Best way to handle imbalanced data

GeezerDoc
GeezerDoc New Altair Community Member
edited November 2024 in Community Q&A
I would very much appreciate some guidance. Because RMS has an unusual validation method plus data sampling the test set is small even with hundreds of cases when the class of interest is not balanced. I have read all of the posts about balancing data in the Community Forum and looked at 3 videos on the subject. The current data set I am interested in has 91 patients with dementia and 242 controls. When I uploaded the dataset to WEKA and added SMOTE the AUC increased from .725 to .898, a substantial improvement. I used WEKA simply because SMOTE was an easy filter to add. Several RM forum postings suggest that upsampling techniques will not affect the performance which was not my experience. 

I'm stuck with smaller medical datasets to demonstrate/teach binary classification to clinical students. This results in very small numbers in the confusion matrix. What are your recommendations: sample, bootstrapping, SMOTE, etc? Truthfully, I have spent most of my time with TurboPrep and AutoModel so I was unable to figure out how to add SMOTE to the process pipeline. I would appreciate your thoughts.
Tagged:

Best Answers

  • jacobcybulski
    jacobcybulski New Altair Community Member
    Answer ✓
    You need to be careful with SMOTE, especially when you have dramatically unbalanced data or a polynomial label with a daisy chain of SMOTE operators. In this way you may end up with a huge proportion of synthetic data as compared to real data, and hence a biased model, especially that you have a very small data set. Also, ensure that you use SMOTE (and other resampling methods) for model training only and the untouched data for validation, this way your validation partition will reflect the population - alternatively you may need to hand-recalculate all your performance measures as the resampled validation partition no longer agrees with your priors.
  • varunm1
    varunm1 New Altair Community Member
    Answer ✓
    Hello @GeezerDoc

    Two things from my side.

    1. Models validated on a sampled datasets, some times fail miserably in real-world problems as the imbalance nature cannot be eliminated from real-world settings. Using sampling on the training side can mitigate this to some extent.
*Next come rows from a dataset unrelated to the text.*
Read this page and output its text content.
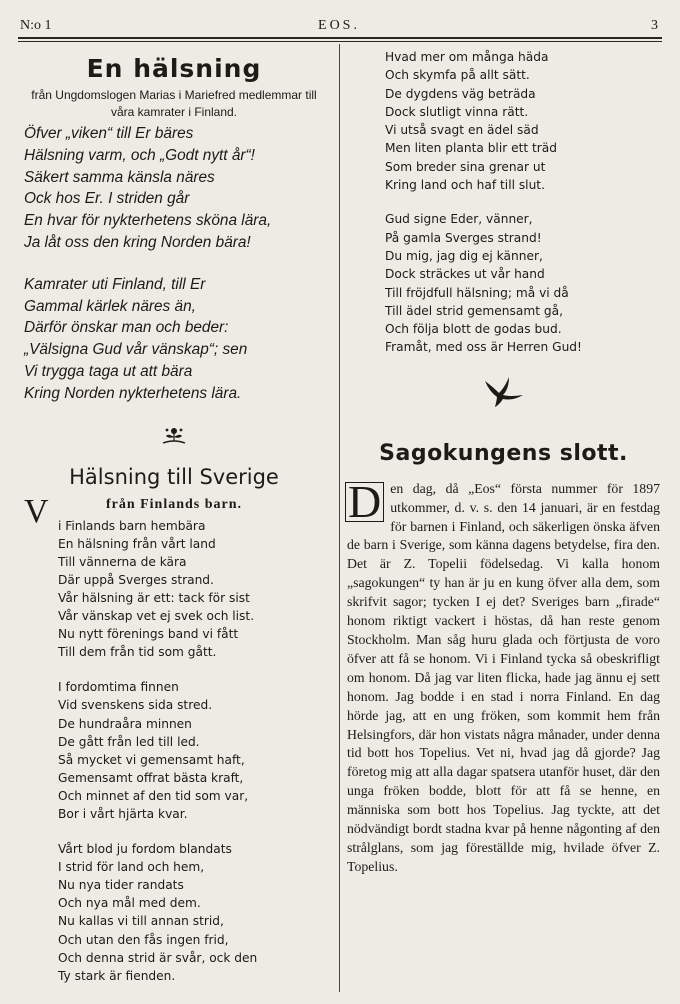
N:o 1	EOS.	3
En hälsning
från Ungdomslogen Marias i Mariefred medlemmar till våra kamrater i Finland.
Öfver „viken“ till Er bäres
Hälsning varm, och „Godt nytt år“!
Säkert samma känsla näres
Ock hos Er. I striden går
En hvar för nykterhetens sköna lära,
Ja låt oss den kring Norden bära!
Kamrater uti Finland, till Er
Gammal kärlek näres än,
Därför önskar man och beder:
„Välsigna Gud vår vänskap“; sen
Vi trygga taga ut att bära
Kring Norden nykterhetens lära.
Hälsning till Sverige
från Finlands barn.
V i Finlands barn hembära
En hälsning från vårt land
Till vännerna de kära
Där uppå Sverges strand.
Vår hälsning är ett: tack för sist
Vår vänskap vet ej svek och list.
Nu nytt förenings band vi fått
Till dem från tid som gått.
I fordomtima finnen
Vid svenskens sida stred.
De hundraåra minnen
De gått från led till led.
Så mycket vi gemensamt haft,
Gemensamt offrat bästa kraft,
Och minnet af den tid som var,
Bor i vårt hjärta kvar.
Vårt blod ju fordom blandats
I strid för land och hem,
Nu nya tider randats
Och nya mål med dem.
Nu kallas vi till annan strid,
Och utan den fås ingen frid,
Och denna strid är svår, ock den
Ty stark är fienden.
Hvad mer om många häda
Och skymfa på allt sätt.
De dygdens väg beträda
Dock slutligt vinna rätt.
Vi utså svagt en ädel säd
Men liten planta blir ett träd
Som breder sina grenar ut
Kring land och haf till slut.
Gud signe Eder, vänner,
På gamla Sverges strand!
Du mig, jag dig ej känner,
Dock sträckes ut vår hand
Till fröjdfull hälsning; må vi då
Till ädel strid gemensamt gå,
Och följa blott de godas bud.
Framåt, med oss är Herren Gud!
Sagokungens slott.
D en dag, då „Eos“ första nummer för 1897 utkommer, d. v. s. den 14 januari, är en festdag för barnen i Finland, och säkerligen önska äfven de barn i Sverige, som känna dagens betydelse, fira den. Det är Z. Topelii födelsedag. Vi kalla honom „sagokungen“ ty han är ju en kung öfver alla dem, som skrifvit sagor; tycken I ej det? Sveriges barn „firade“ honom riktigt vackert i höstas, då han reste genom Stockholm. Man såg huru glada och förtjusta de voro öfver att få se honom. Vi i Finland tycka så obeskrifligt om honom. Då jag var liten flicka, hade jag ännu ej sett honom. Jag bodde i en stad i norra Finland. En dag hörde jag, att en ung fröken, som kommit hem från Helsingfors, där hon vistats några månader, under denna tid bott hos Topelius. Vet ni, hvad jag då gjorde? Jag företog mig att alla dagar spatsera utanför huset, där den unga fröken bodde, blott för att få se henne, en människa som bott hos Topelius. Jag tyckte, att det nödvändigt bordt stadna kvar på henne någonting af den strålglans, som jag föreställde mig, hvilade öfver Z. Topelius.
    2. Kappa value is a good metric to understand whole model performance (balanced or imbalanced datasets).

Answers

  • MartinLiebig
    MartinLiebig
    Altair Employee
    I personally would also opt for some smote based analysis, even though you need to be a bit careful to not trick your validation.

    @yyhuang recently did quite a lot with it, maybe she can jump in with some best practices?
  • jacobcybulski
    jacobcybulski New Altair Community Member
    Answer ✓
    You need to be careful with SMOTE, especially when you have dramatically unbalanced data or a polynomial label with a daisy chain of SMOTE operators. In this way you may end up with a huge proportion of synthetic data as compared to real data, and hence a biased model, especially that you have a very small data set. Also, ensure that you use SMOTE (and other resampling methods) for model training only and the untouched data for validation, this way your validation partition will reflect the population - alternatively you may need to hand-recalculate all your performance measures as the resampled validation partition no longer agrees with your priors.
  • GeezerDoc
    GeezerDoc New Altair Community Member
    Thanks for that insight. It seems to me for biomedical datasets imbalanced data remains a huge challenge. There does not seem to be a magic bullet or an absolute consensus on the right approach. For teaching machine learning basics we can warn students that accuracy is misleading and the precision-recall curves may be better than AUCs. What else should we be telling those new to machine learning? 
  • varunm1
    varunm1 New Altair Community Member
    Answer ✓
    Hello @GeezerDoc

    Two things from my side.

    1. Models validated on a sampled datasets, some times fail miserably in real-world problems as the imbalance nature cannot be eliminated from real-world settings. Using sampling on the training side can mitigate this to some extent.

    2. Kappa value is a good metric to understand whole model performance (balanced or imbalanced datasets).